Remember how I said the daily chores of life really get the best of me sometimes? And I was all, “I’m going to focus on playing with the boys and ‘let go’ of the to-do list, blah blah blah…”
Yeah, that. Oh, yeah. That. I guess I can’t totally ignore things that need to get done though, because that’s just gross. You should see my house right now. But I really, really want to ignore it all. During the weeks that Ryan is gone especially (which lately feels like every week), I can’t muster the energy to keep up. I do to some extent, but I’m just so completely exhausted in every possible way that sometimes I just can’t put one foot in front of the other. It’s not always like this, but maybe it’s all the rain. I don’t know. I’ve said this a hundred times, but I’ll say it forever. Single parents are so amazing.
I hate dishes. They multiply in the sink and all over the counter. I hate emptying the dishwasher. There is so much stuff in there! You know those items that aren’t simple to put away? Like a random serving bowl that belongs at the bottom of the stack of bowls on the top shelf of the cupboard farthest away from you? I hate that bowl. I don’t even hate laundry as much as dishes. Except for the putting it away part, I hate that part. Where’s my personal assistant?
Maybe it’s because when Ryan is out of town (I like to think he’s fighting crime and poverty, wearing a cape and everything. That way I don’t completely lose my mind. After all, he is paying the bills), it’s really hard to keep up. I feel like I’m doing the same things, on so little sleep, so many times without a break, a breath, a moment…that these things become who I am.
I am a poopy diaper. I am a dirty sippie cup. I am a quickly thrown-together meal. I am a cranky, teething baby holder. I am a sassy toddler scolder.
I long for that positive and funny husband guy to walk through the door to the extent that I practically sit staring at it, hoping a miracle will happen and there he’ll be (with flowers and chocolates and the news that we’ve won the lottery). And then I’ll take a shower and go to bed and I’ll sleep twelve straight hours without waking even for a moment and I’ll be so rested when I wake up that I’ll dance around singing “the hills are alive…with the sound of music…”
Let’s just say it hasn’t been the easiest week, and I needed to get that off my chest.
On the bright side, we’ve started out the morning a little better today. I told Miles I was sorry for being so crabby yesterday and he said, “but now you’re being nice to me.” Like that’s all that really mattered to him, even though he had every right to say something along the lines of, “shove off, psycho mommy.”

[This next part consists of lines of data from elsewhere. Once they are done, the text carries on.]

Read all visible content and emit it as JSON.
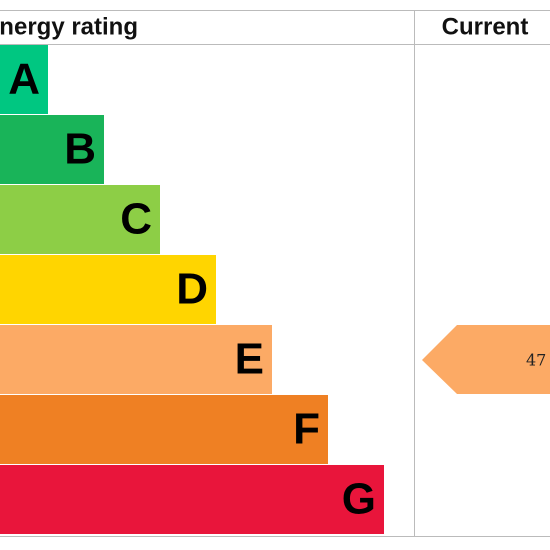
{
  "header": {
    "title": "Energy rating",
    "current": "Current"
  },
  "bands": [
    {
      "letter": "A",
      "color": "#00c781"
    },
    {
      "letter": "B",
      "color": "#19b459"
    },
    {
      "letter": "C",
      "color": "#8dce46"
    },
    {
      "letter": "D",
      "color": "#ffd500"
    },
    {
      "letter": "E",
      "color": "#fcaa65"
    },
    {
      "letter": "F",
      "color": "#ef8023"
    },
    {
      "letter": "G",
      "color": "#e9153b"
    }
  ],
  "current": {
    "value": 47,
    "band": "E"
  }
}
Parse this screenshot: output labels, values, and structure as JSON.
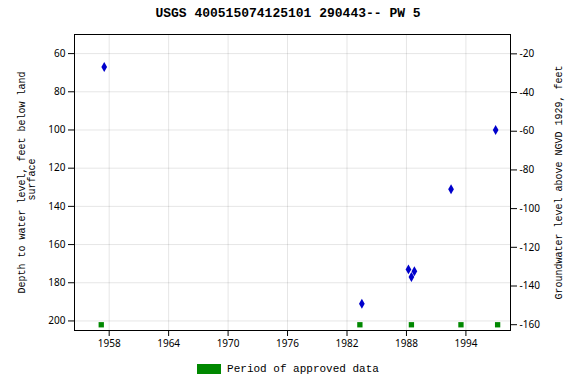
{
  "chart_data": {
    "type": "scatter",
    "title": "USGS 400515074125101 290443-- PW 5",
    "ylabel": "Depth to water level, feet below land\n surface",
    "y2label": "Groundwater level above NGVD 1929, feet",
    "xlim": [
      1954.5,
      1998.5
    ],
    "xticks": [
      1958,
      1964,
      1970,
      1976,
      1982,
      1988,
      1994
    ],
    "ylim": [
      205,
      50
    ],
    "yticks": [
      60,
      80,
      100,
      120,
      140,
      160,
      180,
      200
    ],
    "y2lim": [
      -163,
      -10
    ],
    "y2ticks": [
      -20,
      -40,
      -60,
      -80,
      -100,
      -120,
      -140,
      -160
    ],
    "grid": true,
    "legend": "bottom",
    "series": [
      {
        "color": "#0000cc",
        "marker": "diamond",
        "x": [
          1957.5,
          1997.0,
          1992.5,
          1983.5,
          1988.2,
          1988.5,
          1988.8
        ],
        "values": [
          67,
          100,
          131,
          191,
          173,
          177,
          174
        ]
      },
      {
        "name": "Period of approved data",
        "color": "#008800",
        "marker": "square",
        "x": [
          1957.2,
          1983.3,
          1988.5,
          1993.5,
          1997.2
        ],
        "values": [
          202,
          202,
          202,
          202,
          202
        ]
      }
    ]
  }
}
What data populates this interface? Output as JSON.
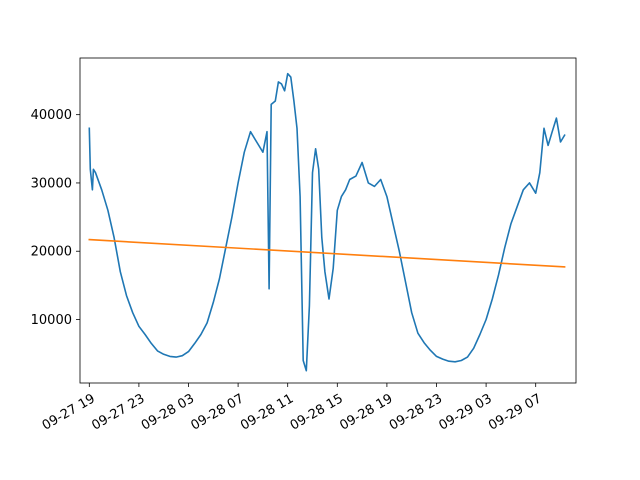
{
  "chart_data": {
    "type": "line",
    "title": "",
    "xlabel": "",
    "ylabel": "",
    "grid": false,
    "legend": "none",
    "xlim": [
      "2022-09-27T18:15",
      "2022-09-29T10:15"
    ],
    "ylim": [
      700,
      48300
    ],
    "x_ticks": [
      {
        "value": "2022-09-27T19:00",
        "label": "09-27 19"
      },
      {
        "value": "2022-09-27T23:00",
        "label": "09-27 23"
      },
      {
        "value": "2022-09-28T03:00",
        "label": "09-28 03"
      },
      {
        "value": "2022-09-28T07:00",
        "label": "09-28 07"
      },
      {
        "value": "2022-09-28T11:00",
        "label": "09-28 11"
      },
      {
        "value": "2022-09-28T15:00",
        "label": "09-28 15"
      },
      {
        "value": "2022-09-28T19:00",
        "label": "09-28 19"
      },
      {
        "value": "2022-09-28T23:00",
        "label": "09-28 23"
      },
      {
        "value": "2022-09-29T03:00",
        "label": "09-29 03"
      },
      {
        "value": "2022-09-29T07:00",
        "label": "09-29 07"
      }
    ],
    "y_ticks": [
      {
        "value": 10000,
        "label": "10000"
      },
      {
        "value": 20000,
        "label": "20000"
      },
      {
        "value": 30000,
        "label": "30000"
      },
      {
        "value": 40000,
        "label": "40000"
      }
    ],
    "series": [
      {
        "color": "#1f77b4",
        "x": [
          "2022-09-27T19:00",
          "2022-09-27T19:05",
          "2022-09-27T19:15",
          "2022-09-27T19:20",
          "2022-09-27T19:30",
          "2022-09-27T20:00",
          "2022-09-27T20:30",
          "2022-09-27T21:00",
          "2022-09-27T21:30",
          "2022-09-27T22:00",
          "2022-09-27T22:30",
          "2022-09-27T23:00",
          "2022-09-27T23:30",
          "2022-09-28T00:00",
          "2022-09-28T00:30",
          "2022-09-28T01:00",
          "2022-09-28T01:30",
          "2022-09-28T02:00",
          "2022-09-28T02:30",
          "2022-09-28T03:00",
          "2022-09-28T03:30",
          "2022-09-28T04:00",
          "2022-09-28T04:30",
          "2022-09-28T05:00",
          "2022-09-28T05:30",
          "2022-09-28T06:00",
          "2022-09-28T06:30",
          "2022-09-28T07:00",
          "2022-09-28T07:30",
          "2022-09-28T08:00",
          "2022-09-28T08:30",
          "2022-09-28T09:00",
          "2022-09-28T09:20",
          "2022-09-28T09:30",
          "2022-09-28T09:40",
          "2022-09-28T10:00",
          "2022-09-28T10:15",
          "2022-09-28T10:30",
          "2022-09-28T10:45",
          "2022-09-28T11:00",
          "2022-09-28T11:15",
          "2022-09-28T11:30",
          "2022-09-28T11:45",
          "2022-09-28T12:00",
          "2022-09-28T12:15",
          "2022-09-28T12:30",
          "2022-09-28T12:45",
          "2022-09-28T13:00",
          "2022-09-28T13:15",
          "2022-09-28T13:30",
          "2022-09-28T13:45",
          "2022-09-28T14:00",
          "2022-09-28T14:20",
          "2022-09-28T14:40",
          "2022-09-28T15:00",
          "2022-09-28T15:20",
          "2022-09-28T15:40",
          "2022-09-28T16:00",
          "2022-09-28T16:30",
          "2022-09-28T17:00",
          "2022-09-28T17:30",
          "2022-09-28T18:00",
          "2022-09-28T18:30",
          "2022-09-28T19:00",
          "2022-09-28T19:30",
          "2022-09-28T20:00",
          "2022-09-28T20:30",
          "2022-09-28T21:00",
          "2022-09-28T21:30",
          "2022-09-28T22:00",
          "2022-09-28T22:30",
          "2022-09-28T23:00",
          "2022-09-28T23:30",
          "2022-09-29T00:00",
          "2022-09-29T00:30",
          "2022-09-29T01:00",
          "2022-09-29T01:30",
          "2022-09-29T02:00",
          "2022-09-29T02:30",
          "2022-09-29T03:00",
          "2022-09-29T03:30",
          "2022-09-29T04:00",
          "2022-09-29T04:30",
          "2022-09-29T05:00",
          "2022-09-29T05:30",
          "2022-09-29T06:00",
          "2022-09-29T06:30",
          "2022-09-29T07:00",
          "2022-09-29T07:20",
          "2022-09-29T07:40",
          "2022-09-29T08:00",
          "2022-09-29T08:20",
          "2022-09-29T08:40",
          "2022-09-29T09:00",
          "2022-09-29T09:20"
        ],
        "values": [
          38000,
          32000,
          29000,
          32000,
          31500,
          29000,
          26000,
          22000,
          17000,
          13500,
          11000,
          9000,
          7800,
          6500,
          5400,
          4900,
          4600,
          4500,
          4700,
          5300,
          6500,
          7800,
          9500,
          12500,
          16000,
          20500,
          25000,
          30000,
          34500,
          37500,
          36000,
          34500,
          37500,
          14500,
          41500,
          42000,
          44800,
          44500,
          43500,
          46000,
          45500,
          42000,
          38000,
          28000,
          4000,
          2500,
          12000,
          31500,
          35000,
          32000,
          22000,
          17000,
          13000,
          17500,
          26000,
          28000,
          29000,
          30500,
          31000,
          33000,
          30000,
          29500,
          30500,
          28000,
          24000,
          20000,
          15500,
          11000,
          8000,
          6600,
          5500,
          4600,
          4200,
          3900,
          3800,
          4000,
          4500,
          5800,
          7800,
          10000,
          13000,
          16500,
          20500,
          24000,
          26500,
          29000,
          30000,
          28500,
          31500,
          38000,
          35500,
          37500,
          39500,
          36000,
          37000
        ]
      },
      {
        "color": "#ff7f0e",
        "x": [
          "2022-09-27T19:00",
          "2022-09-29T09:20"
        ],
        "values": [
          21700,
          17700
        ]
      }
    ]
  }
}
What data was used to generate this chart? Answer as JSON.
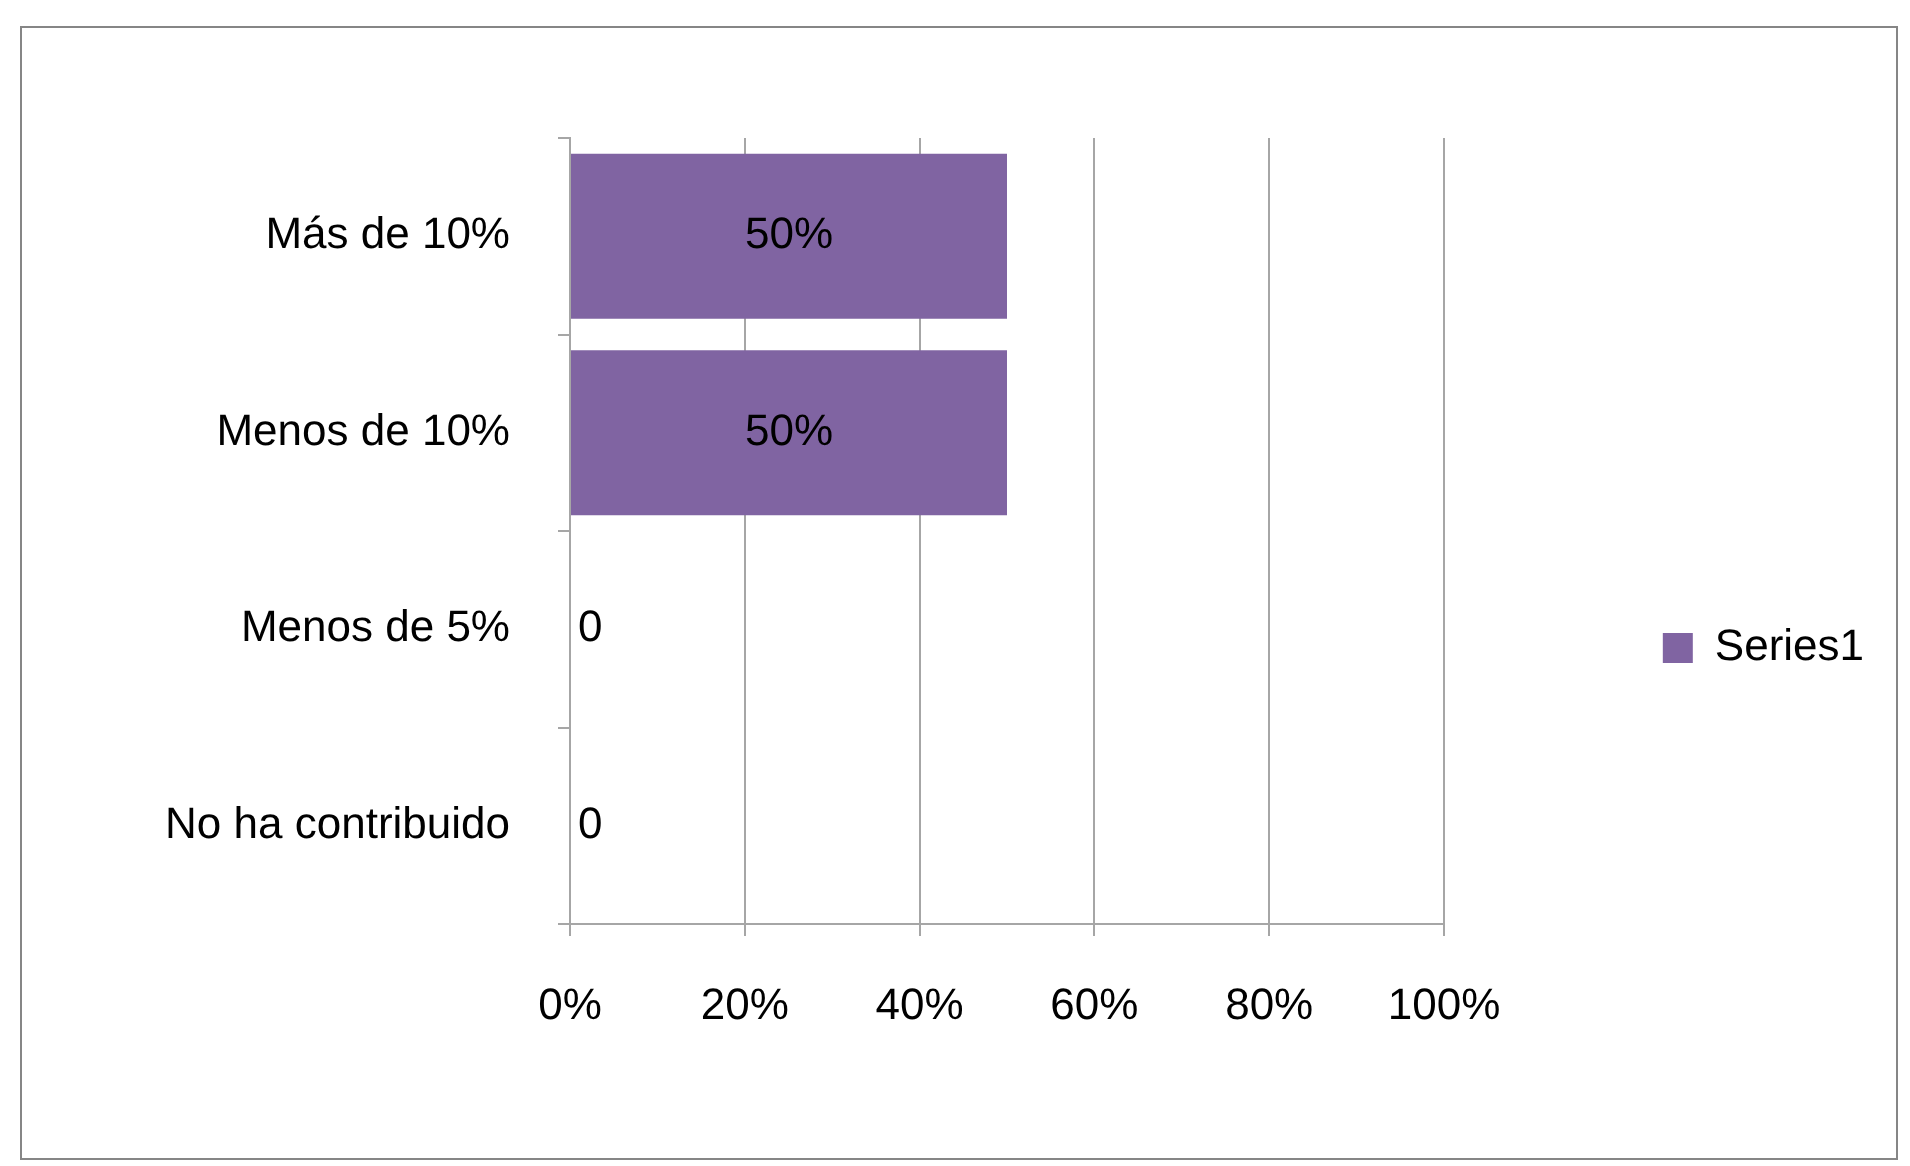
{
  "chart_data": {
    "type": "bar",
    "orientation": "horizontal",
    "categories": [
      "Más de 10%",
      "Menos de 10%",
      "Menos de 5%",
      "No ha contribuido"
    ],
    "series": [
      {
        "name": "Series1",
        "color": "#8064a2",
        "values": [
          50,
          50,
          0,
          0
        ],
        "value_labels": [
          "50%",
          "50%",
          "0",
          "0"
        ]
      }
    ],
    "xlim": [
      0,
      100
    ],
    "xticks": [
      {
        "value": 0,
        "label": "0%"
      },
      {
        "value": 20,
        "label": "20%"
      },
      {
        "value": 40,
        "label": "40%"
      },
      {
        "value": 60,
        "label": "60%"
      },
      {
        "value": 80,
        "label": "80%"
      },
      {
        "value": 100,
        "label": "100%"
      }
    ],
    "grid": "x",
    "legend": "right"
  }
}
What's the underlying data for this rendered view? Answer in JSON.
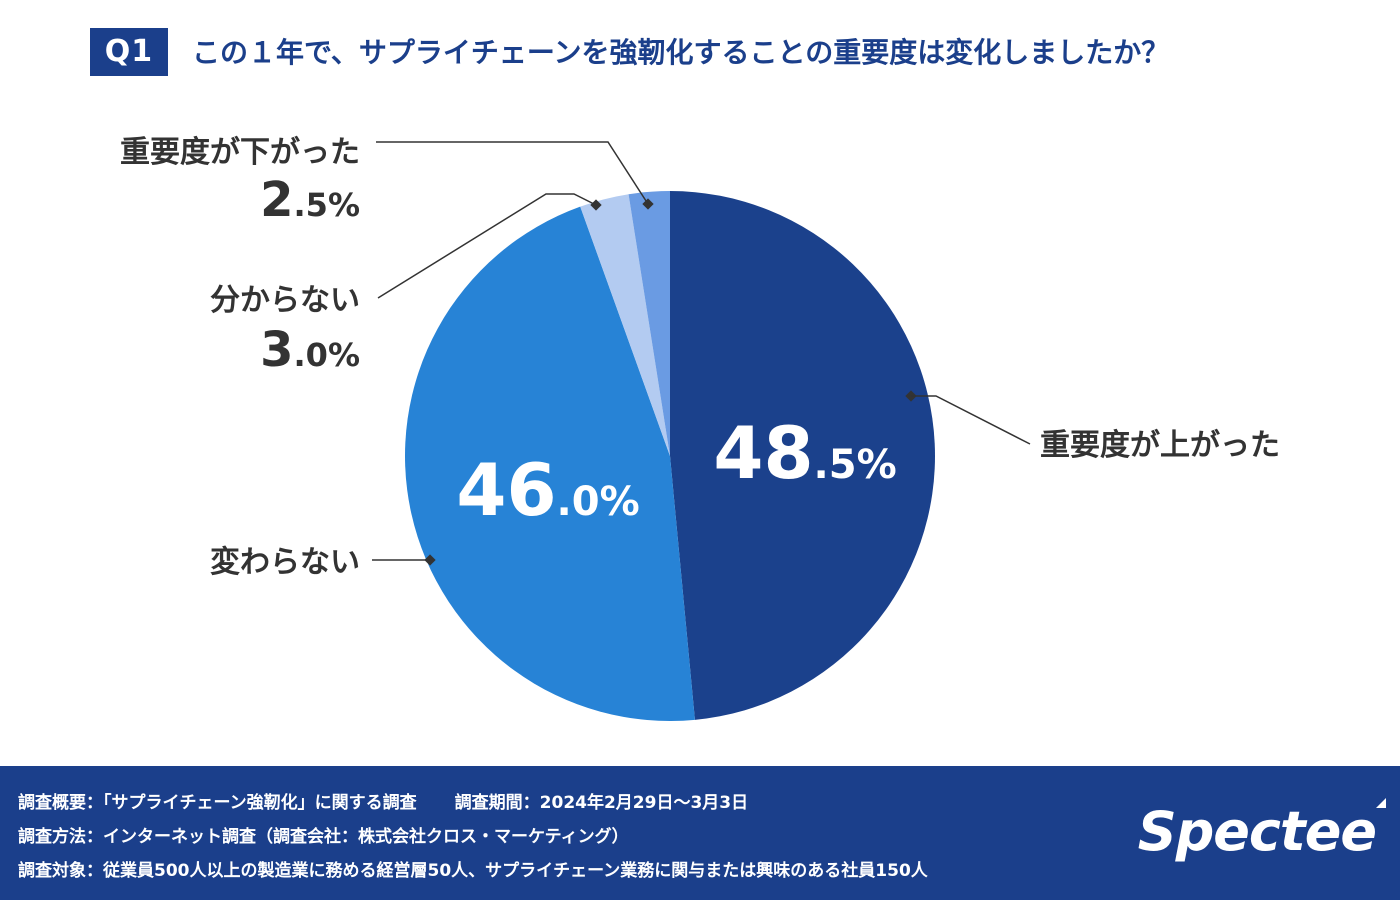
{
  "header": {
    "badge": "Q1",
    "question": "この１年で、サプライチェーンを強靭化することの重要度は変化しましたか？"
  },
  "chart_data": {
    "type": "pie",
    "title": "この１年で、サプライチェーンを強靭化することの重要度は変化しましたか？",
    "slices": [
      {
        "label": "重要度が上がった",
        "value": 48.5,
        "int_part": "48",
        "dec_part": ".5%",
        "color": "#1b418c"
      },
      {
        "label": "変わらない",
        "value": 46.0,
        "int_part": "46",
        "dec_part": ".0%",
        "color": "#2783d6"
      },
      {
        "label": "分からない",
        "value": 3.0,
        "int_part": "3",
        "dec_part": ".0%",
        "color": "#b3cbf1"
      },
      {
        "label": "重要度が下がった",
        "value": 2.5,
        "int_part": "2",
        "dec_part": ".5%",
        "color": "#6a9be3"
      }
    ],
    "start_angle_deg": 0,
    "direction": "clockwise"
  },
  "colors": {
    "brand": "#1b3f8b",
    "label_text": "#333333",
    "leader_line": "#333333"
  },
  "footer": {
    "survey_outline": "調査概要：「サプライチェーン強靭化」に関する調査",
    "survey_period": "調査期間：2024年2月29日～3月3日",
    "survey_method": "調査方法：インターネット調査（調査会社：株式会社クロス・マーケティング）",
    "survey_target": "調査対象：従業員500人以上の製造業に務める経営層50人、サプライチェーン業務に関与または興味のある社員150人",
    "logo_text": "Spectee"
  }
}
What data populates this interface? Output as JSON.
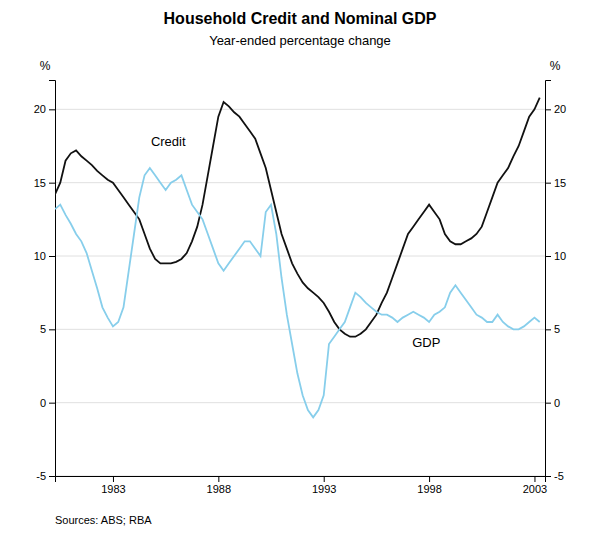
{
  "chart_data": {
    "type": "line",
    "title": "Household Credit and Nominal GDP",
    "subtitle": "Year-ended percentage change",
    "ylabel": "%",
    "y2label": "%",
    "source": "Sources: ABS; RBA",
    "xlim": [
      1980.25,
      2003.5
    ],
    "xticks": [
      1983,
      1988,
      1993,
      1998,
      2003
    ],
    "ylim": [
      -5,
      22
    ],
    "yticks": [
      -5,
      0,
      5,
      10,
      15,
      20
    ],
    "y2lim": [
      -5,
      22
    ],
    "y2ticks": [
      -5,
      0,
      5,
      10,
      15,
      20
    ],
    "grid": true,
    "x": [
      1980.25,
      1980.5,
      1980.75,
      1981.0,
      1981.25,
      1981.5,
      1981.75,
      1982.0,
      1982.25,
      1982.5,
      1982.75,
      1983.0,
      1983.25,
      1983.5,
      1983.75,
      1984.0,
      1984.25,
      1984.5,
      1984.75,
      1985.0,
      1985.25,
      1985.5,
      1985.75,
      1986.0,
      1986.25,
      1986.5,
      1986.75,
      1987.0,
      1987.25,
      1987.5,
      1987.75,
      1988.0,
      1988.25,
      1988.5,
      1988.75,
      1989.0,
      1989.25,
      1989.5,
      1989.75,
      1990.0,
      1990.25,
      1990.5,
      1990.75,
      1991.0,
      1991.25,
      1991.5,
      1991.75,
      1992.0,
      1992.25,
      1992.5,
      1992.75,
      1993.0,
      1993.25,
      1993.5,
      1993.75,
      1994.0,
      1994.25,
      1994.5,
      1994.75,
      1995.0,
      1995.25,
      1995.5,
      1995.75,
      1996.0,
      1996.25,
      1996.5,
      1996.75,
      1997.0,
      1997.25,
      1997.5,
      1997.75,
      1998.0,
      1998.25,
      1998.5,
      1998.75,
      1999.0,
      1999.25,
      1999.5,
      1999.75,
      2000.0,
      2000.25,
      2000.5,
      2000.75,
      2001.0,
      2001.25,
      2001.5,
      2001.75,
      2002.0,
      2002.25,
      2002.5,
      2002.75,
      2003.0,
      2003.25
    ],
    "series": [
      {
        "color": "#111111",
        "values": [
          14.2,
          15.0,
          16.5,
          17.0,
          17.2,
          16.8,
          16.5,
          16.2,
          15.8,
          15.5,
          15.2,
          15.0,
          14.5,
          14.0,
          13.5,
          13.0,
          12.5,
          11.5,
          10.5,
          9.8,
          9.5,
          9.5,
          9.5,
          9.6,
          9.8,
          10.2,
          11.0,
          12.0,
          13.5,
          15.5,
          17.5,
          19.5,
          20.5,
          20.2,
          19.8,
          19.5,
          19.0,
          18.5,
          18.0,
          17.0,
          16.0,
          14.5,
          13.0,
          11.5,
          10.5,
          9.5,
          8.8,
          8.2,
          7.8,
          7.5,
          7.2,
          6.8,
          6.2,
          5.5,
          5.0,
          4.7,
          4.5,
          4.5,
          4.7,
          5.0,
          5.5,
          6.0,
          6.8,
          7.5,
          8.5,
          9.5,
          10.5,
          11.5,
          12.0,
          12.5,
          13.0,
          13.5,
          13.0,
          12.5,
          11.5,
          11.0,
          10.8,
          10.8,
          11.0,
          11.2,
          11.5,
          12.0,
          13.0,
          14.0,
          15.0,
          15.5,
          16.0,
          16.8,
          17.5,
          18.5,
          19.5,
          20.0,
          20.8
        ]
      },
      {
        "color": "#87ceeb",
        "values": [
          13.2,
          13.5,
          12.8,
          12.2,
          11.5,
          11.0,
          10.2,
          9.0,
          7.8,
          6.5,
          5.8,
          5.2,
          5.5,
          6.5,
          9.0,
          11.5,
          14.0,
          15.5,
          16.0,
          15.5,
          15.0,
          14.5,
          15.0,
          15.2,
          15.5,
          14.5,
          13.5,
          13.0,
          12.5,
          11.5,
          10.5,
          9.5,
          9.0,
          9.5,
          10.0,
          10.5,
          11.0,
          11.0,
          10.5,
          10.0,
          13.0,
          13.5,
          11.5,
          8.5,
          6.0,
          4.0,
          2.0,
          0.5,
          -0.5,
          -1.0,
          -0.5,
          0.5,
          4.0,
          4.5,
          5.0,
          5.5,
          6.5,
          7.5,
          7.2,
          6.8,
          6.5,
          6.2,
          6.0,
          6.0,
          5.8,
          5.5,
          5.8,
          6.0,
          6.2,
          6.0,
          5.8,
          5.5,
          6.0,
          6.2,
          6.5,
          7.5,
          8.0,
          7.5,
          7.0,
          6.5,
          6.0,
          5.8,
          5.5,
          5.5,
          6.0,
          5.5,
          5.2,
          5.0,
          5.0,
          5.2,
          5.5,
          5.8,
          5.5
        ]
      }
    ],
    "annotations": [
      {
        "text": "Credit",
        "x": 1984.8,
        "y": 17.5
      },
      {
        "text": "GDP",
        "x": 1997.2,
        "y": 3.8
      }
    ]
  }
}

And once again, I’m so thankful for people in my life who encourage me and try to remind me that I’m a good mom, even if I don’t believe it in the moment. These are good people. Some of them are coming over today, thank the Lord – Lana and Noah and Grace this morning, and Uncle Kevin this afternoon. It will be a good day. I just know it.
Still, you should see my house, it’s really something…
{ 3 comments }
Amen to the single mommy bit. I absolutely could not go on if I knew it was just me, alone in the trenches. I too, live for the minute that my hubby walks thru the door……minus the flowers part. And when he used to travel, I would let everything go until the day he got back….no sense stressing out about everything if you’re the only one who has to see (or smell) it. Reminds me, I think I better throw those rotting washcloths into a bucket of bleach:(
I totaly can relate… no wait, i can’t. But i can relate to the dirty dishes part! and what is up with that one bowl! i hate that bowl too! I often feel like a poopy diaper too.
Oh my, this one struck a chord! I struggle with the day to day -so- much. I mean, I’ve progressed so far from where I was at when we first got married, but some days it hits me a little too hard how far I have yet to go to become my ideal.
I have learned though that folding the kids clothes accomplishes nothing. So I put them rightside out and lay them in their drawers. Saves me hours, I swear. And after seven years of marriage it finally hit me (like, two weeks ago), that doing dishes is not optional. Usually I leave them for a day or two (till everything’s all hardened on and whatnot), but the past two weeks? I make dishes top priority and wow, so much faster a job. I wouldn’t say I enjoy them, I hate doing dishes with a fierce passion, but I’m enjoying that happy…”Wow! My kitchen is clean!” refrain I’ve got going on right now.
Anyway, I think I’m crossing the line from flatteringly reading a ton of your blog this evening into creepy stalker territory so I’m off. Such a pleasure though!